(photo from flickr user marsmet481)
One of the most important studies on college students and mental health came out in late 2012 form the National Alliance on Mental Illness (NAMI). Unlike past studies (like this one from the Gates Foundation and Public Agenda) that focused on the fact that many students leave college to work, NAMI’s College Students Speak clearly establishes that a) for those who drop out of college, that mental health plays a big factor in that decision, and b) that certain services are deemed more important to student retention and graduation than others.
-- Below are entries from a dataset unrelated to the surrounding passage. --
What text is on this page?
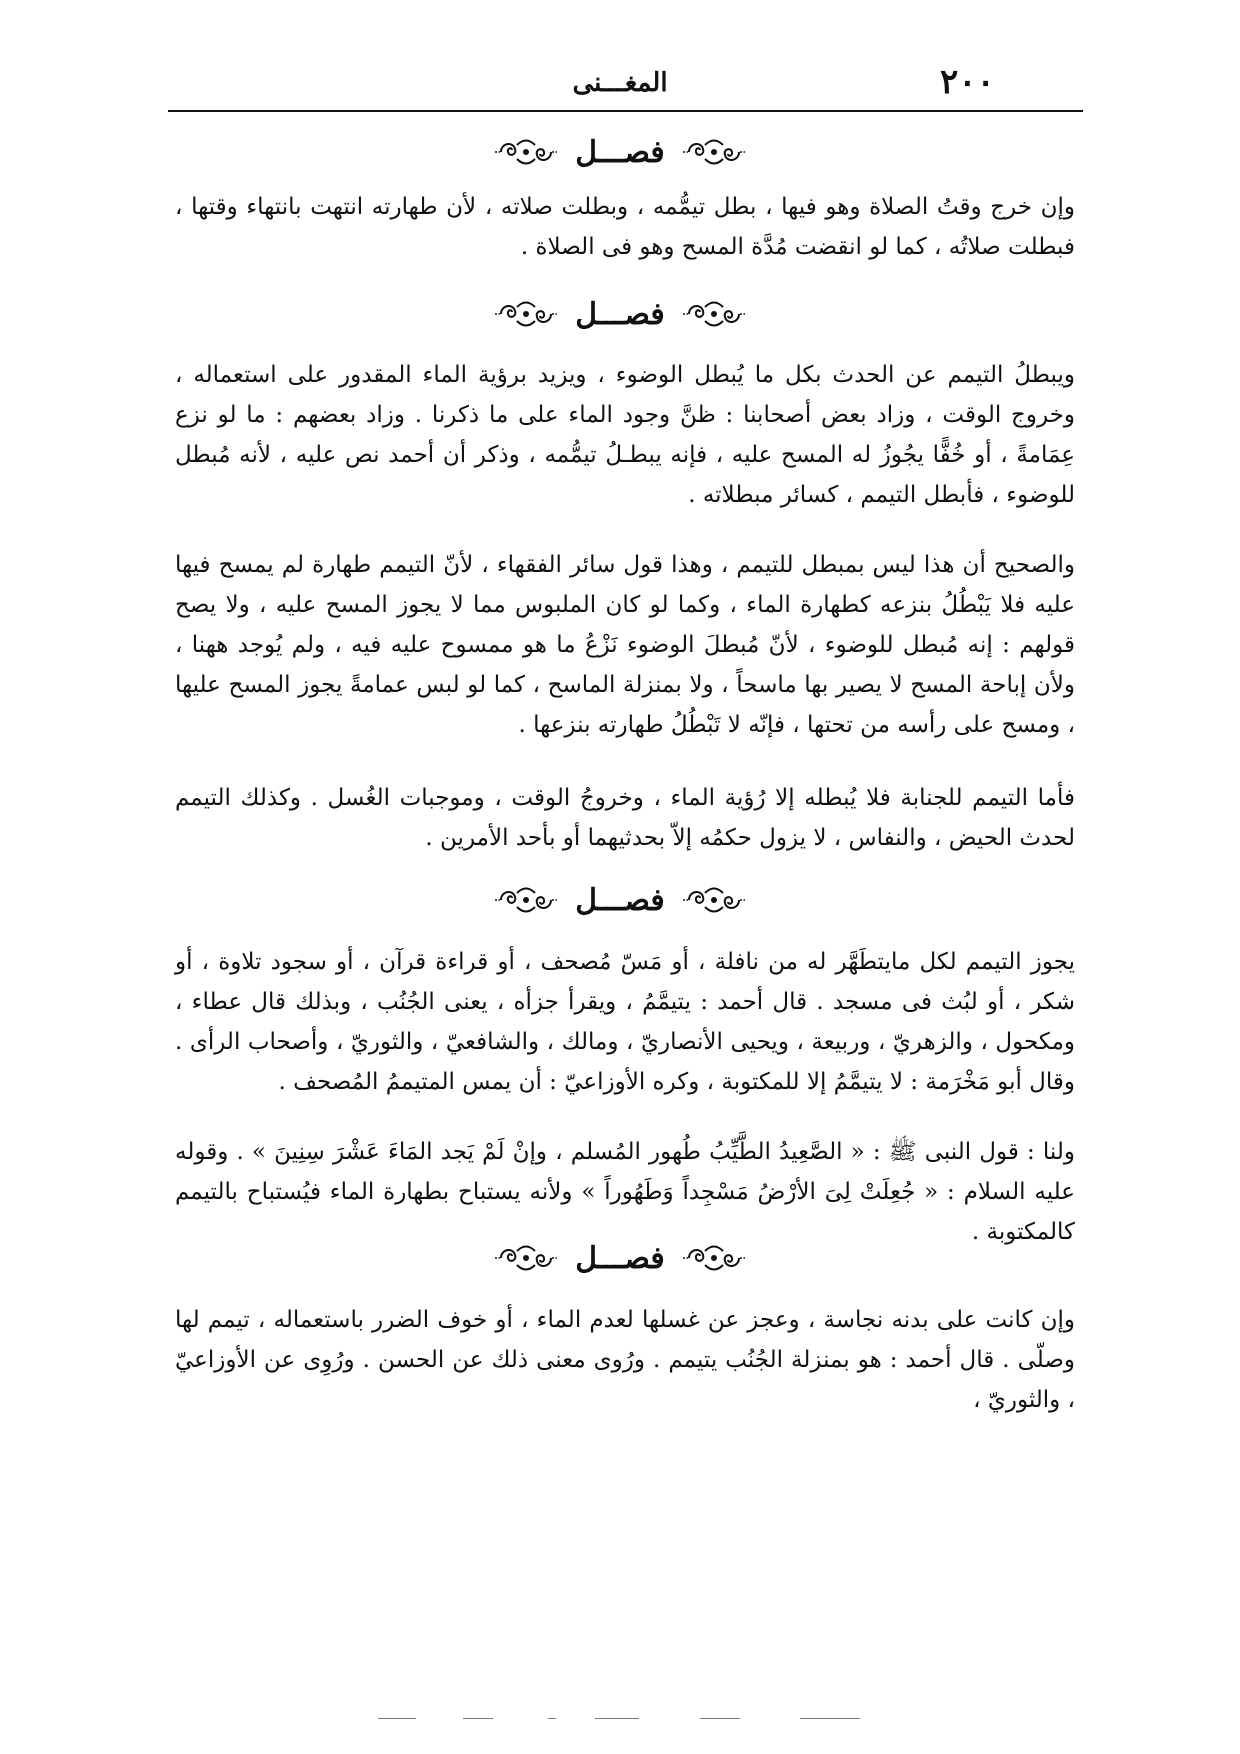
٢٠٠
المغـــنى
فصـــل

وإن خرج وقتُ الصلاة وهو فيها ، بطل تيمُّمه ، وبطلت صلاته ، لأن طهارته انتهت بانتهاء وقتها ، فبطلت صلاتُه ، كما لو انقضت مُدَّة المسح وهو فى الصلاة .

فصـــل

ويبطلُ التيمم عن الحدث بكل ما يُبطل الوضوء ، ويزيد برؤية الماء المقدور على استعماله ، وخروج الوقت ، وزاد بعض أصحابنا : ظنَّ وجود الماء على ما ذكرنا . وزاد بعضهم : ما لو نزع عِمَامةً ، أو خُفًّا يجُوزُ له المسح عليه ، فإنه يبطـلُ تيمُّمه ، وذكر أن أحمد نص عليه ، لأنه مُبطل للوضوء ، فأبطل التيمم ، كسائر مبطلاته .

والصحيح أن هذا ليس بمبطل للتيمم ، وهذا قول سائر الفقهاء ، لأنّ التيمم طهارة لم يمسح فيها عليه فلا يَبْطُلُ بنزعه كطهارة الماء ، وكما لو كان الملبوس مما لا يجوز المسح عليه ، ولا يصح قولهم : إنه مُبطل للوضوء ، لأنّ مُبطلَ الوضوء نَزْعُ ما هو ممسوح عليه فيه ، ولم يُوجد ههنا ، ولأن إباحة المسح لا يصير بها ماسحاً ، ولا بمنزلة الماسح ، كما لو لبس عمامةً يجوز المسح عليها ، ومسح على رأسه من تحتها ، فإنّه لا تَبْطُلُ طهارته بنزعها .

فأما التيمم للجنابة فلا يُبطله إلا رُؤية الماء ، وخروجُ الوقت ، وموجبات الغُسل . وكذلك التيمم لحدث الحيض ، والنفاس ، لا يزول حكمُه إلاّ بحدثيهما أو بأحد الأمرين .

فصـــل

يجوز التيمم لكل مايتطَهَّر له من نافلة ، أو مَسّ مُصحف ، أو قراءة قرآن ، أو سجود تلاوة ، أو شكر ، أو لبُث فى مسجد . قال أحمد : يتيمَّمُ ، ويقرأ جزأه ، يعنى الجُنُب ، وبذلك قال عطاء ، ومكحول ، والزهريّ ، وربيعة ، ويحيى الأنصاريّ ، ومالك ، والشافعيّ ، والثوريّ ، وأصحاب الرأى . وقال أبو مَخْرَمة : لا يتيمَّمُ إلا للمكتوبة ، وكره الأوزاعيّ : أن يمس المتيممُ المُصحف .

ولنا : قول النبى ﷺ : « الصَّعِيدُ الطَّيِّبُ طُهور المُسلم ، وإنْ لَمْ يَجد المَاءَ عَشْرَ سِنِينَ » . وقوله عليه السلام : « جُعِلَتْ لِىَ الأرْضُ مَسْجِداً وَطَهُوراً » ولأنه يستباح بطهارة الماء فيُستباح بالتيمم كالمكتوبة .

فصـــل

وإن كانت على بدنه نجاسة ، وعجز عن غسلها لعدم الماء ، أو خوف الضرر باستعماله ، تيمم لها وصلّى . قال أحمد : هو بمنزلة الجُنُب يتيمم . ورُوى معنى ذلك عن الحسن . ورُوِى عن الأوزاعيّ ، والثوريّ ،
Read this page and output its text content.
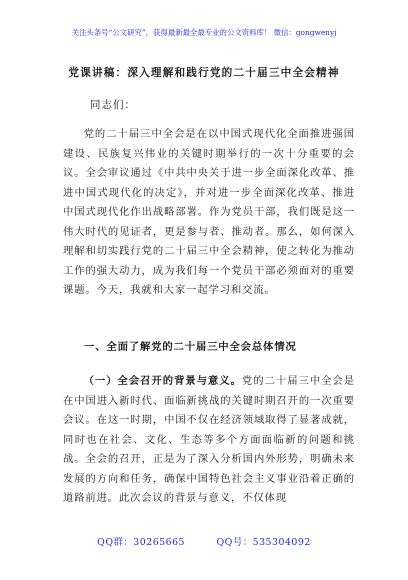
关注头条号“公文研究”，获得最新最全最专业的公文资料库！ 微信：gongwenyj
党课讲稿：深入理解和践行党的二十届三中全会精神
同志们：

党的二十届三中全会是在以中国式现代化全面推进强国建设、民族复兴伟业的关键时期举行的一次十分重要的会议。全会审议通过《中共中央关于进一步全面深化改革、推进中国式现代化的决定》，并对进一步全面深化改革、推进中国式现代化作出战略部署。作为党员干部，我们既是这一伟大时代的见证者，更是参与者、推动者。那么，如何深入理解和切实践行党的二十届三中全会精神，使之转化为推动工作的强大动力，成为我们每一个党员干部必须面对的重要课题。今天，我就和大家一起学习和交流。

一、全面了解党的二十届三中全会总体情况

（一）全会召开的背景与意义。党的二十届三中全会是在中国进入新时代、面临新挑战的关键时期召开的一次重要会议。在这一时期，中国不仅在经济领域取得了显著成就，同时也在社会、文化、生态等多个方面面临新的问题和挑战。全会的召开，正是为了深入分析国内外形势，明确未来发展的方向和任务，确保中国特色社会主义事业沿着正确的道路前进。此次会议的背景与意义，不仅体现

QQ群：30265665	QQ号：535304092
NAMI’s national survey report on the experiences of college students living with mental health conditions. It’s very much worth a complete read. However, here are some highlights:
- Of survey respondents, sixty-four percent of those students who have stopped attending college are no longer attending because of mental health related reasons. The primary diagnoses of these students are depression, bipolar disorder and posttraumatic stress disorder.
- Seventy-two percent of responding students experienced a mental health crisis on campus. Yet 34 percent reported that their college did not know about their crisis.
With such a high rate of students with mental health crises not accessing their campus services, the natural question is why aren’t students using these services? NAMI asked that very question. The responses:
- Fifty-seven percent of responding students did not access accommodations through college disability resource centers, often citing that they were unaware such services and supports existed or did not know how to access them. Forty percent of students did not access mental health services and supports at their school.
- Thirty-six percent of responding students cited stigma as a barrier to accessing their college’s mental health services and supports, making it the number one reason students don’t access treatment.
Students were also asked what accommodations would best work for students afflicted with mental illnesses.
Given reported rates of mental illness among college students and previous connections of mental health to student withdrawals (56 per public college per year in Virginia, for example), the results aren’t necessarily shocking. However, this study has, more than ever, established both the issue and potential solutions from the view of the student.